As you can see on the graphs no big drops in traffic are visible during the incident. DDoS is not verified by most.

Of course, the overall operation includes web hosting, VPS, dedicated servers and WEDOS disk. That’s why we’ve also selected a chart of 88,000 pure NoLimit web hosts over IPv4 and IPv6 by type of communication. The chart covers the period from 16:00 on 3.4.2017 to 16:00 on 6.4.2017. Our DDoS protection can check and evaluate everything in real time in great detail.

Individual networks

We wrote that only some networks were affected by the unavailability. For comparison, here are the transfer charts from the biggest ones. This is the period from 16:00 3.4.2017 to 16:00 6.6.2017.

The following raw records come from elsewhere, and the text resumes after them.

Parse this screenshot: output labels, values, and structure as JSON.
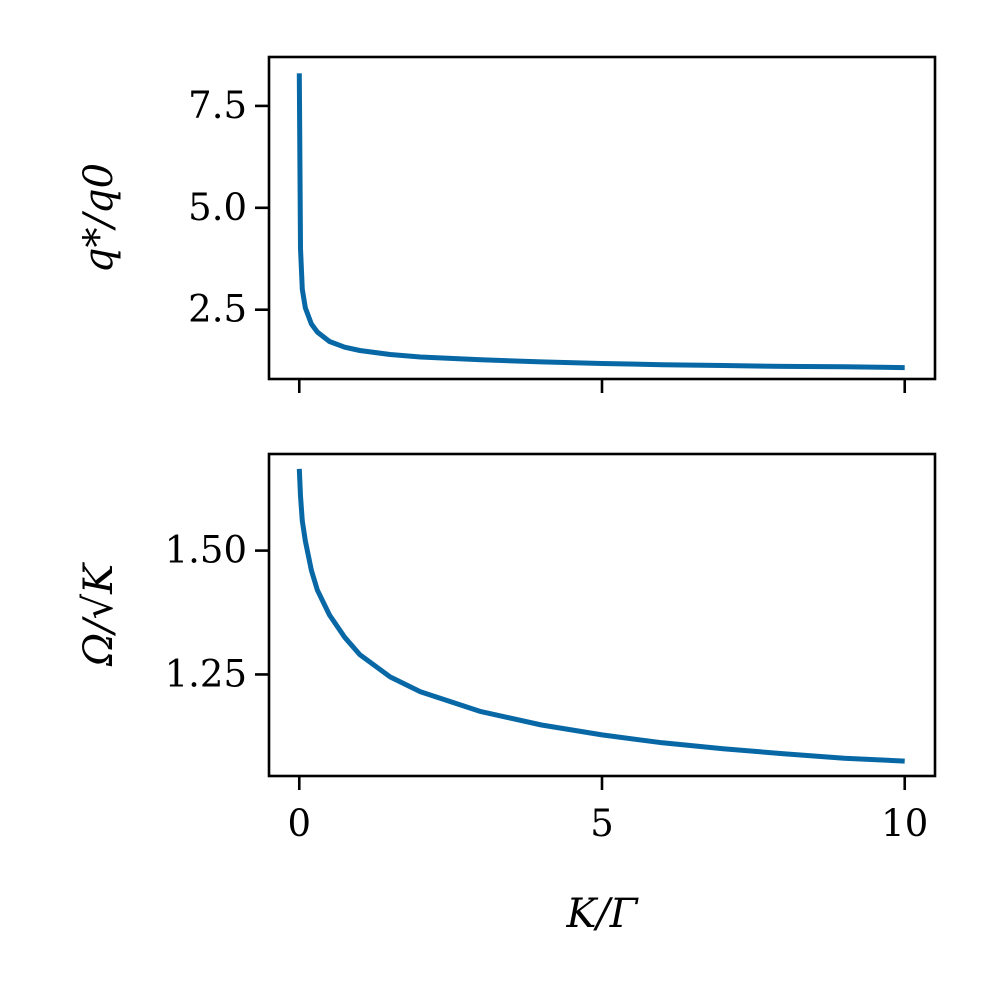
{
  "chart_data": [
    {
      "type": "line",
      "ylabel": "q*/q0",
      "xlabel": "",
      "xlim": [
        -0.5,
        10.5
      ],
      "ylim": [
        0.8,
        8.7
      ],
      "xticks": [
        0,
        5,
        10
      ],
      "xtick_labels": [
        "",
        "",
        ""
      ],
      "yticks": [
        2.5,
        5.0,
        7.5
      ],
      "ytick_labels": [
        "2.5",
        "5.0",
        "7.5"
      ],
      "grid": false,
      "line_color": "#0868a6",
      "series": [
        {
          "x": [
            0,
            0.02,
            0.05,
            0.1,
            0.2,
            0.3,
            0.5,
            0.75,
            1,
            1.5,
            2,
            3,
            4,
            5,
            6,
            7,
            8,
            9,
            10
          ],
          "y": [
            8.3,
            4.0,
            3.0,
            2.55,
            2.15,
            1.95,
            1.72,
            1.58,
            1.5,
            1.4,
            1.34,
            1.27,
            1.22,
            1.18,
            1.15,
            1.13,
            1.11,
            1.1,
            1.08
          ]
        }
      ]
    },
    {
      "type": "line",
      "ylabel": "Ω/√K",
      "xlabel": "K/Γ",
      "xlim": [
        -0.5,
        10.5
      ],
      "ylim": [
        1.045,
        1.695
      ],
      "xticks": [
        0,
        5,
        10
      ],
      "xtick_labels": [
        "0",
        "5",
        "10"
      ],
      "yticks": [
        1.25,
        1.5
      ],
      "ytick_labels": [
        "1.25",
        "1.50"
      ],
      "grid": false,
      "line_color": "#0868a6",
      "series": [
        {
          "x": [
            0,
            0.02,
            0.05,
            0.1,
            0.2,
            0.3,
            0.5,
            0.75,
            1,
            1.5,
            2,
            3,
            4,
            5,
            6,
            7,
            8,
            9,
            10
          ],
          "y": [
            1.665,
            1.61,
            1.56,
            1.52,
            1.46,
            1.42,
            1.37,
            1.325,
            1.29,
            1.245,
            1.215,
            1.175,
            1.148,
            1.128,
            1.112,
            1.1,
            1.09,
            1.081,
            1.075
          ]
        }
      ]
    }
  ]
}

Telefonica Czech Republic, a.s. (O2)

UPC Liberty Global Operations B.V.

T-Mobile Czech Republic a.s.

Vodafone Czech Republic a.s.

What we’ve done to make sure it never happens again and planned improvements

We have improved the monitoring of similar situations and not only automatic checking but also regular human checking will be carried out.

A faster zone file generator allows you to make changes to DNS faster.

We also plan to modify our web interface for emails so that some of the restrictions disappear. After all, once a user has logged into the web interface, it is not necessary to verify whether they are sending an email from the domain they are logged into. The goal is to achieve a state where you can send email through our web interface at all times.

Customer support

During the evening, our customer support was overloaded as they received several thousand emails and chats with requests related to the above problem.

If an operator cannot accept a chat due to having more open chats than they can handle, the communication will “drop” into requests after a certain period of time (similar to contact form messages). As soon as the operator has “free hands”, he goes through the requests and gradually answers them by email.

Colleagues dealt with the requests one by one and everything was dealt with during the night. In the morning we answered all the questions continuously.

Conclusion

Sorry for the complication. We have to admit that this was an unpleasant mistake and we were initially worried that the impact would be much more unpleasant than it ended up being. We have learnt from this unpleasant experience and will make some adjustments to prevent this from happening again.